Wow thank you for reading it. I really appreciate that. I am enamoured with Rock...

didgetmaster · on Aug 12, 2022

Each of my data objects called Didgets (short for Data Widgets) that store tag or column information is a simple Key-Value store. I store each unique value once and have links between it and any keys mapped to it.

So if you have a 1 million row table of U.S. customers that has a 'state' column, then each state value (e.g. 'California', 'Iowa', 'Florida', etc.) is only stored once. Each value is referenced counted so if you had 50,000 customers who lived in California that value would have a reference count of 50,000. There would then be 50,000 links between the 'California' value and their respective keys (in this case the row numbers).

If one of your customers moves from California to Texas, you update that value which just decrements the reference count for California and increments the reference count for Texas. Then the row key for that customer is re-linked or mapped from pointing to the California value to pointing to the Texas value.

A query like "SELECT name, state, zip FROM <table> WHERE state LIKE 'T%';" causes the code to find all values in the state column that start with the letter T (Texas, Tennessee). It will then find all the keys mapped to those two values. Then it will load in the data for the name and zip columns and find any values mapped to those keys.

It is incredibly fast partly because it can be multi-threaded (one thread finds the names mapped to the keys while another one finds the zip codes mapped). Analytics are fast too since all the values are reference counted. It can instantly tell you the top 10 states where your customers live.

Here is a short video showing how fast it can do it compared to the same data set stored in Postgres. https://www.youtube.com/watch?v=OVICKCkWMZE

samsquire · on Aug 12, 2022

That's really interesting.

What's also coincidental is that I read a Quora post recently of network model databases where references are direct. They have the linking problem which CODASYL worked towards solving. Where you need to update all links when there are changes. My idea 18 data synchronization system is to produce one system to handle it. It also could be used for cache invalidation which is an interesting problem in itself.

Your solution also reminds me of a graph database where nodes and vertices/ edges are explicitly stored but in your case you are using reference counting which is new to me.

Thanks for sharing your knowledge on this.

From a logical point of view, explicit storage of links should be more efficient than a hash join or nested loop join. But is there a tradeof in write amplification? Joins in Postgres are materialised at query time but they're efficient due to btrees, whereas in your model the data links are all materialised. I think links in graph databases such as neo4j and dgraph are materialised as links directly too.

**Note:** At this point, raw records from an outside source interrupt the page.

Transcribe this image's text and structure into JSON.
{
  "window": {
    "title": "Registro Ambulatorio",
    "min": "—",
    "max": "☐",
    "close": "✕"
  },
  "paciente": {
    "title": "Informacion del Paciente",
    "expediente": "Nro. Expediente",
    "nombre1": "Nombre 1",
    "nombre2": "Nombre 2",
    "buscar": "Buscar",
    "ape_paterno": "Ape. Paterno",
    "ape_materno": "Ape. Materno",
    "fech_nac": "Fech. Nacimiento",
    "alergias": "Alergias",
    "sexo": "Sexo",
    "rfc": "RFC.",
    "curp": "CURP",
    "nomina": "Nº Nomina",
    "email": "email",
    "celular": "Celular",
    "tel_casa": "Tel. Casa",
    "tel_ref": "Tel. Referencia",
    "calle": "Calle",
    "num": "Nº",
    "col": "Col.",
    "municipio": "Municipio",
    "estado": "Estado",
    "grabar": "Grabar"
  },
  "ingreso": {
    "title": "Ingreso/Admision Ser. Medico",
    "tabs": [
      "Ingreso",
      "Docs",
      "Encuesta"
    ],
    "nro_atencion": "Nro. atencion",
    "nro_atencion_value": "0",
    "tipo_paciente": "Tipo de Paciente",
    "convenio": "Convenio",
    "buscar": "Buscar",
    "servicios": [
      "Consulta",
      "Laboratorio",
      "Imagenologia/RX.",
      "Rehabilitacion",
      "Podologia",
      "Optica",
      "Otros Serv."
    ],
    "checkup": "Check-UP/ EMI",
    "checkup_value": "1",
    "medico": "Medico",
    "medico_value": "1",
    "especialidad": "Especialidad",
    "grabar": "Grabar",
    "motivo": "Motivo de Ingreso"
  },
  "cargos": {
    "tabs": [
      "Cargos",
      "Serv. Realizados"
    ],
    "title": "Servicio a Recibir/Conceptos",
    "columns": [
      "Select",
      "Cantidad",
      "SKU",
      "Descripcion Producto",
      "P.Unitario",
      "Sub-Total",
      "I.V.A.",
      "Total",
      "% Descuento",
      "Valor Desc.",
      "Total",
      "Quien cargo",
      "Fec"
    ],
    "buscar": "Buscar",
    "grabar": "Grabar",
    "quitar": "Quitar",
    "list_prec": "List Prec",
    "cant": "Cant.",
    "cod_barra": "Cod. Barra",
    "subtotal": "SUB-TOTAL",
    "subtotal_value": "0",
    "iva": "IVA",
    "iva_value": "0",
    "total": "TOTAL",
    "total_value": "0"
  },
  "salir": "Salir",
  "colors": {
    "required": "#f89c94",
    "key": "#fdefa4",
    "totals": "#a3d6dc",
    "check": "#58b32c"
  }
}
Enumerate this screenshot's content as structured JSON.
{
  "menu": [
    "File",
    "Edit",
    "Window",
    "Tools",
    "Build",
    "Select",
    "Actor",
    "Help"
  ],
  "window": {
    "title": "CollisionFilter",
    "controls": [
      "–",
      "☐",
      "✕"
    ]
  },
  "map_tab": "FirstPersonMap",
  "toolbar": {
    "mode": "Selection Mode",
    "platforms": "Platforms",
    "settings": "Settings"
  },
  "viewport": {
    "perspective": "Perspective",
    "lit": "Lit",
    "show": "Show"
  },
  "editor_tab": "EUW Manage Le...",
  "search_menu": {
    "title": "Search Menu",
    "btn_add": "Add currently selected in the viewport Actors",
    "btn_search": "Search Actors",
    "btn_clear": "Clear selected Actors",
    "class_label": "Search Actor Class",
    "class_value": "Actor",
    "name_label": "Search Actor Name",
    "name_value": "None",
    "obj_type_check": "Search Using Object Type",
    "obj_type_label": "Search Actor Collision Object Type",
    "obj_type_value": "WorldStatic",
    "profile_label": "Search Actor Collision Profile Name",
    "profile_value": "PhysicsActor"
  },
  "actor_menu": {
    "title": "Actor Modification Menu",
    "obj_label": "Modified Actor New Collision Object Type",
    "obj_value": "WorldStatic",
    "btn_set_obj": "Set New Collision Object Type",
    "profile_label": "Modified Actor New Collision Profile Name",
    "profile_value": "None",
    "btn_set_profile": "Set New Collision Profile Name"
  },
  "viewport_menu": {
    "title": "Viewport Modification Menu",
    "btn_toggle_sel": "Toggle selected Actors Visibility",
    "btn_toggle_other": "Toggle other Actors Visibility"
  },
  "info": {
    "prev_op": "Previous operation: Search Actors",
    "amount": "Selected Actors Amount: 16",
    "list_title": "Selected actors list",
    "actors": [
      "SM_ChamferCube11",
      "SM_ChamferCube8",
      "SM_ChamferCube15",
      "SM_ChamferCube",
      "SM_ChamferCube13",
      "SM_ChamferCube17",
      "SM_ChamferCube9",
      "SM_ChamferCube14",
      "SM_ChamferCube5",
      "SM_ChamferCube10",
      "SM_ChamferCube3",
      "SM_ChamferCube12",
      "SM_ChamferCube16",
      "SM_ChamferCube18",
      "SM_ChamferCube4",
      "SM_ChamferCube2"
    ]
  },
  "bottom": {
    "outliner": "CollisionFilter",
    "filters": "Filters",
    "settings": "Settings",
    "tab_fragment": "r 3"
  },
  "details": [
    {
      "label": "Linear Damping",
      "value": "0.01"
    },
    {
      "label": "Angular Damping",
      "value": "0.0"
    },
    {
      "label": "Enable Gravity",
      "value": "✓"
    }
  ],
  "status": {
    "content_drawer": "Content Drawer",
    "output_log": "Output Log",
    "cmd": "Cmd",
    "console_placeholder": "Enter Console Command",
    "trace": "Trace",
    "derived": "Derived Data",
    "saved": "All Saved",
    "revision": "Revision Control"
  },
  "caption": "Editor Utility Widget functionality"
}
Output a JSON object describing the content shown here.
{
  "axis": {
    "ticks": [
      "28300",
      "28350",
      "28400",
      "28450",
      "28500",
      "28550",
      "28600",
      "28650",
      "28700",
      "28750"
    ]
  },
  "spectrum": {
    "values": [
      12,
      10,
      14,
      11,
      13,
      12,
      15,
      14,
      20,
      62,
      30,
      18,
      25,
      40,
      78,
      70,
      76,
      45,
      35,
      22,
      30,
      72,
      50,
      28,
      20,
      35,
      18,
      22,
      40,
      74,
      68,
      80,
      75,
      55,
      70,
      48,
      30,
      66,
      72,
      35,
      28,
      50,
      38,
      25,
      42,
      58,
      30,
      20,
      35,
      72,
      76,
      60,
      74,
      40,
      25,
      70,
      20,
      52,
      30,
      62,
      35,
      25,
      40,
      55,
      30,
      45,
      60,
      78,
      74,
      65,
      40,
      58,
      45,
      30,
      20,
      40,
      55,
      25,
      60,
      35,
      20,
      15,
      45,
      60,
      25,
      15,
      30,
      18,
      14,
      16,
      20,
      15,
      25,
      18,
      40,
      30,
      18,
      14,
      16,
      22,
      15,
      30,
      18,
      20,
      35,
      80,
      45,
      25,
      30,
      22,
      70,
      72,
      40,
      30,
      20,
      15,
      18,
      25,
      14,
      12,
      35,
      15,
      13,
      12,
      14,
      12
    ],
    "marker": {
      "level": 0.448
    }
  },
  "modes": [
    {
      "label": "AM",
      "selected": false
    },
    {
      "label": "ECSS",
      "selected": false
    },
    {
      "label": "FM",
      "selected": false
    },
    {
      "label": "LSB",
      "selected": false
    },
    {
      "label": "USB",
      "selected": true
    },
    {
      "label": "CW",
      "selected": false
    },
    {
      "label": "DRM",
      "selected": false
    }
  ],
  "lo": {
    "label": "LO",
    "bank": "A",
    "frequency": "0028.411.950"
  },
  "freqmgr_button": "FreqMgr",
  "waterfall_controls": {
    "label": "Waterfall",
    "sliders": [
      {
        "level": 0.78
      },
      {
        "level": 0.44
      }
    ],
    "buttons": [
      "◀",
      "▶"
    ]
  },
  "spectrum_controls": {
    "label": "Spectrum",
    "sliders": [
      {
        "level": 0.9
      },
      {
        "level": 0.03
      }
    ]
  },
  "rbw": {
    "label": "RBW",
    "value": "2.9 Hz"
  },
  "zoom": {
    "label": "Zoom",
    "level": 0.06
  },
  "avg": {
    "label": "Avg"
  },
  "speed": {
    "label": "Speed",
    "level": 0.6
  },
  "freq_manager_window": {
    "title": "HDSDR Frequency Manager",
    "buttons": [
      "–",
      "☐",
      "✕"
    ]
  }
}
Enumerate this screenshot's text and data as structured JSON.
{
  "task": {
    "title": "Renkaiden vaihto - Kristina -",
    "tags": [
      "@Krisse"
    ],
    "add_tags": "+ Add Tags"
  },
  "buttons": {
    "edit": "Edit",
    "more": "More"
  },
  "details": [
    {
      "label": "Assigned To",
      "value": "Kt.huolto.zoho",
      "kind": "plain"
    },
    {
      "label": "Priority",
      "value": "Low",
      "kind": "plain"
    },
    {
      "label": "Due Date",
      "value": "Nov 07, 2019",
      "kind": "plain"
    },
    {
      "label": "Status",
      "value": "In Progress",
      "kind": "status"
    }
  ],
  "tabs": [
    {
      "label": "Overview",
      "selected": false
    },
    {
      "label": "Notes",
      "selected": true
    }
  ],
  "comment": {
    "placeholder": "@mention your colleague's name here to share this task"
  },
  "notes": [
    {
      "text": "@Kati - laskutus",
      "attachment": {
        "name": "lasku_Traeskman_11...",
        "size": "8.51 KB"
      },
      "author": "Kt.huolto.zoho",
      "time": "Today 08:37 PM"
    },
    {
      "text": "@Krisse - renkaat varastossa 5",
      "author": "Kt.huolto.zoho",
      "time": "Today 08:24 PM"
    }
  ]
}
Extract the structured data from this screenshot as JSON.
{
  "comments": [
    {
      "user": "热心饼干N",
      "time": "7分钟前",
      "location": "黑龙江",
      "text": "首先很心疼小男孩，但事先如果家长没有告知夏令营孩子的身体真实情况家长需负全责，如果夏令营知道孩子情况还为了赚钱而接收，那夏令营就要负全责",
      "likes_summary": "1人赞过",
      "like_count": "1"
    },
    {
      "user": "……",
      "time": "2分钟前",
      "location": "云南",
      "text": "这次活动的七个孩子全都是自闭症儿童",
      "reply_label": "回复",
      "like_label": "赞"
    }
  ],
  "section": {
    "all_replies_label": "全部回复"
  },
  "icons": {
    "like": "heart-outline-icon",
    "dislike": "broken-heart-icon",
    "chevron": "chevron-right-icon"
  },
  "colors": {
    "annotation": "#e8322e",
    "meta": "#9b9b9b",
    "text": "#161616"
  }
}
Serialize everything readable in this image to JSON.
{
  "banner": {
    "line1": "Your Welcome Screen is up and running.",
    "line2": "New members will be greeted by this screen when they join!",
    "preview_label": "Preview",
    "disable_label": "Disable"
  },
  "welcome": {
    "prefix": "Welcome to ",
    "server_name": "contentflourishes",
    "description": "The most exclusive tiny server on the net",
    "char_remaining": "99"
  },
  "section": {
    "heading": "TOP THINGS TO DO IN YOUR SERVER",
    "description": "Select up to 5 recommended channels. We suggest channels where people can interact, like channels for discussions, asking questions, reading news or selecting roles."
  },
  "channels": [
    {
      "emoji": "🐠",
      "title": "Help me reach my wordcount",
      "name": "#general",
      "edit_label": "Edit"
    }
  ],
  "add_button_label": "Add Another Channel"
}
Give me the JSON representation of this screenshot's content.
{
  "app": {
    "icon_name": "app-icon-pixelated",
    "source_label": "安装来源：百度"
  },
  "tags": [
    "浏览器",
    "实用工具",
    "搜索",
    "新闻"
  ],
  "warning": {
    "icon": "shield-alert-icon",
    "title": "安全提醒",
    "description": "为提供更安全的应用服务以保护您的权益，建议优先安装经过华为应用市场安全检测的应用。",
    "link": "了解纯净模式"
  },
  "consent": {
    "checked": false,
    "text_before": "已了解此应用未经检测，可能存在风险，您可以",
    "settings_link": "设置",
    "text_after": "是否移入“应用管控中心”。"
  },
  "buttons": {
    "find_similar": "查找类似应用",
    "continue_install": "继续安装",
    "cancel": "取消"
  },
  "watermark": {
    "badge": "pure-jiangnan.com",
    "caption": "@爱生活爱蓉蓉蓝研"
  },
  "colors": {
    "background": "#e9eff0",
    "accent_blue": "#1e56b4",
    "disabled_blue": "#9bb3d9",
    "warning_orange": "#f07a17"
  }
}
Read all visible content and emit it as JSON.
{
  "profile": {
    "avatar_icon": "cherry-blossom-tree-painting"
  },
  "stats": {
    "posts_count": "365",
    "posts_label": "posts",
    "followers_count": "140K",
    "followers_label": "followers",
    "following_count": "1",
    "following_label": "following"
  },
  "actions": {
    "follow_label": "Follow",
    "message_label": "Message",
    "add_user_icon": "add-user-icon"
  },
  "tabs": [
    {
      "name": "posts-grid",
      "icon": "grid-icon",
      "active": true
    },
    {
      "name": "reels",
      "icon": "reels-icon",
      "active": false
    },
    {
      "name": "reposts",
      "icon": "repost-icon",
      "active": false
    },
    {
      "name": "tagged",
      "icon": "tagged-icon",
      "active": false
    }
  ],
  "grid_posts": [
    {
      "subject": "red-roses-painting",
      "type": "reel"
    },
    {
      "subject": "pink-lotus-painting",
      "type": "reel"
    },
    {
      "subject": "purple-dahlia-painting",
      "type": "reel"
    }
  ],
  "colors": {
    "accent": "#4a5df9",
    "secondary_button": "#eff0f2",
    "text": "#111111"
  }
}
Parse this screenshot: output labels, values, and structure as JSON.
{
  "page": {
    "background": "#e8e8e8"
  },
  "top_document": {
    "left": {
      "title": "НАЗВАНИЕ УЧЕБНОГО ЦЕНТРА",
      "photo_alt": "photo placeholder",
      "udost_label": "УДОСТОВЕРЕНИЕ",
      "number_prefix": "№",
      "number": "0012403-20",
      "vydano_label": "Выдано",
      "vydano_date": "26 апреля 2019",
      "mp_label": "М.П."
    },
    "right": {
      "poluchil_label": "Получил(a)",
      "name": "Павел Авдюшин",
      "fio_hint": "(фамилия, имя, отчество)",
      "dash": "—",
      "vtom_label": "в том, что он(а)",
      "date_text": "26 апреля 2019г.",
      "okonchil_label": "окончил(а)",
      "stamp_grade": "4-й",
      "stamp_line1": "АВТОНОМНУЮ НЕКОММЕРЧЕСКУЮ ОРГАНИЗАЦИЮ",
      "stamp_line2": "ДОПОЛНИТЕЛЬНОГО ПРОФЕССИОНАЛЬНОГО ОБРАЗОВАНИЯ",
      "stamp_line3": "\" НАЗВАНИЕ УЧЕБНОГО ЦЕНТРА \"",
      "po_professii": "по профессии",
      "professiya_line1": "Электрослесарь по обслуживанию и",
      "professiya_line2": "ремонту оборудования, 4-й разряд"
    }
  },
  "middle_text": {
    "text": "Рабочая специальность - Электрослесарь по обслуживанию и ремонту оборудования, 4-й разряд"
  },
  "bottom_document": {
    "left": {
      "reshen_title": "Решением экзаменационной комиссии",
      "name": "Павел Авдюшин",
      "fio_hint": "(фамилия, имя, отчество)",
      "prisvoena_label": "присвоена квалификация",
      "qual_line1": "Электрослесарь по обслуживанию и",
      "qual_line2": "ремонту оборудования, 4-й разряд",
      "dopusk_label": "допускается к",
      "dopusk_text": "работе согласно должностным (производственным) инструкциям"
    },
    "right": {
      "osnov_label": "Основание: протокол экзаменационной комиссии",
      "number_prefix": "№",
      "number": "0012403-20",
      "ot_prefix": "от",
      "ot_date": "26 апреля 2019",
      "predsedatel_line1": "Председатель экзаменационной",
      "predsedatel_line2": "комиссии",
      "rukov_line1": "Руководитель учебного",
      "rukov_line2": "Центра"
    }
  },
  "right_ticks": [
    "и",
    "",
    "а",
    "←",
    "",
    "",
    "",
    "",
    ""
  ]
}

didgetmaster · on Aug 12, 2022

Updating values may or may not result in links being changed. For example if you imported data where 'Illinois' was misspelled as 'Ilinois' for the 10,000 customers who lived there; updating the value to the correct spelling might not change any of the links.

All the links are stored within a hashed set of data blocks where similar links are stored near each other. This helps minimize any write amplification. You might be able to update 10,000 links while only needing to write out a few blocks to disk.